JOBS Act Deconstructed: Regulation D

More than 40 biotech companies have gone public using provisions made available to emerging growth companies through the JOBS Act.  BIOtechNOW’s JOBS Act Deconstructed series will explore why it has had such an impact on biotech offerings and how emerging companies can leverage the new law to their best advantage. 

Since the JOBS Act passed, attention has focused mostly on the law’s effects on the IPO market.  This is largely because the IPO On-Ramp was the only part that was self-effectuating – that is, it did not require SEC action to be fully implemented.  The IPO provisions went into effect on day one, and the public market has clearly seen the benefits.

In a nutshell: New SEC rules recently took effect implementing Title II of the JOBS Act, which mandates reforms to Rule 506 of SEC Regulation D to increase its utility for capital formation.  Rule 506 is a popular fundraising outlet that allows issuers to raise an unlimited amount of capital from accredited investors.

The JOBS Act directed the SEC to lift the ban on general solicitation for offerings conducted under Rule 506, provided that issuers A.) sell securities only to accredited investors and B.) take reasonable steps to verify that all purchasers in an offering are accredited.  The SEC implemented this reform by creating a new Rule 506(c) that allows general solicitation in offerings to accredited investors.

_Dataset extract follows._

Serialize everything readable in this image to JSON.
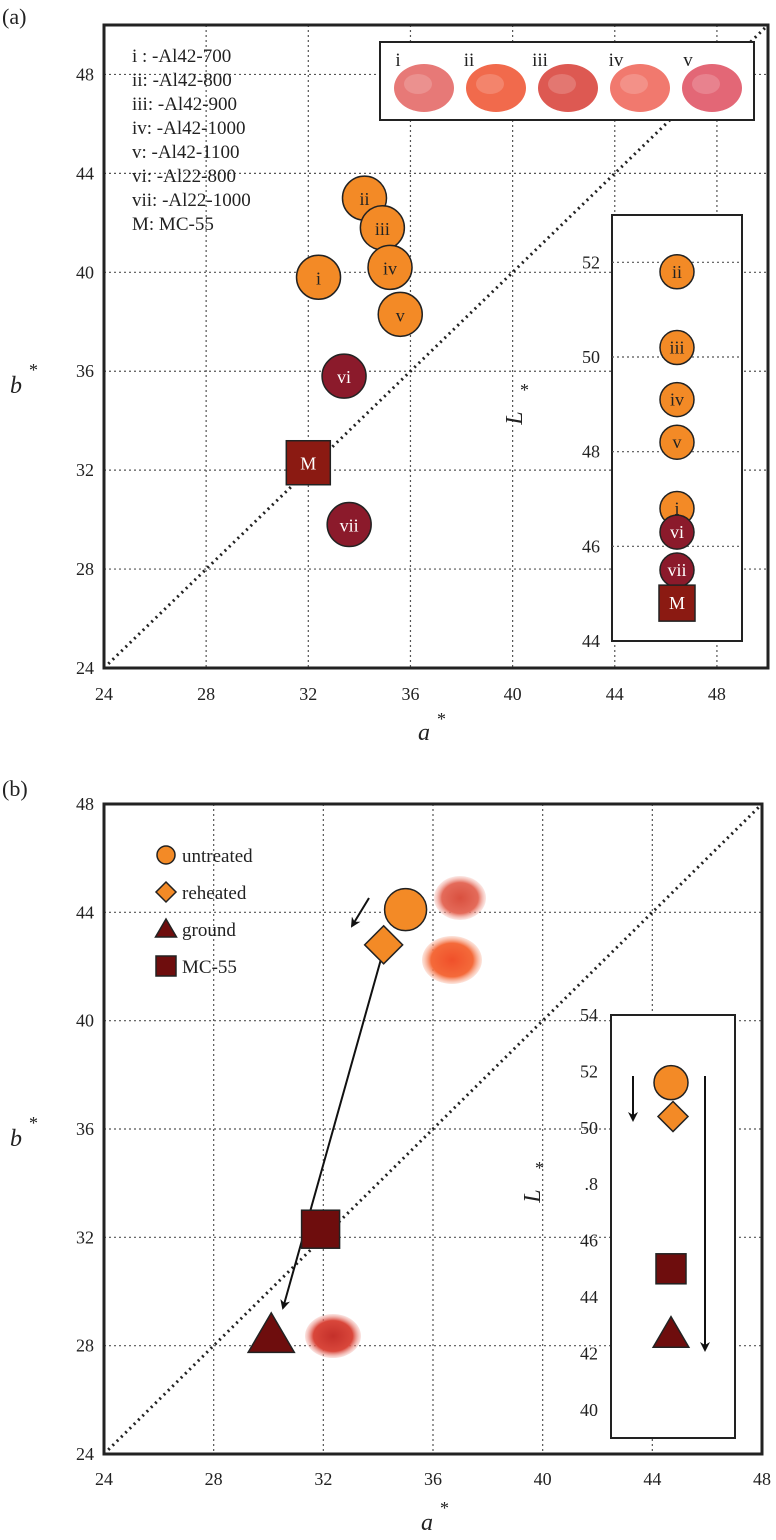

Why you should care: Issuers conducting Rule 506(c) offerings can now advertise to the general public, subject to certain conditions.  This is a significant change from the pre-existing Rule 506(b), which prohibits general solicitation entirely.  Though there are no specified limits on the reach of general solicitation under Rule 506(c), only accredited investors are permitted to purchase in an offering.  The issuer must take reasonable steps to verify that each investor in the offering is accredited.

More details: BIO has prepared an overview of the new opportunities available under Rule 506(c) and the requirements for issuers wishing to take advantage of them.  Please click here to access this FAQ document.

This policy overview is not intended to, and does not, constitute legal counsel – issuers should consult their own legal teams before considering an offering and should not rely on this overview when considering such an offering.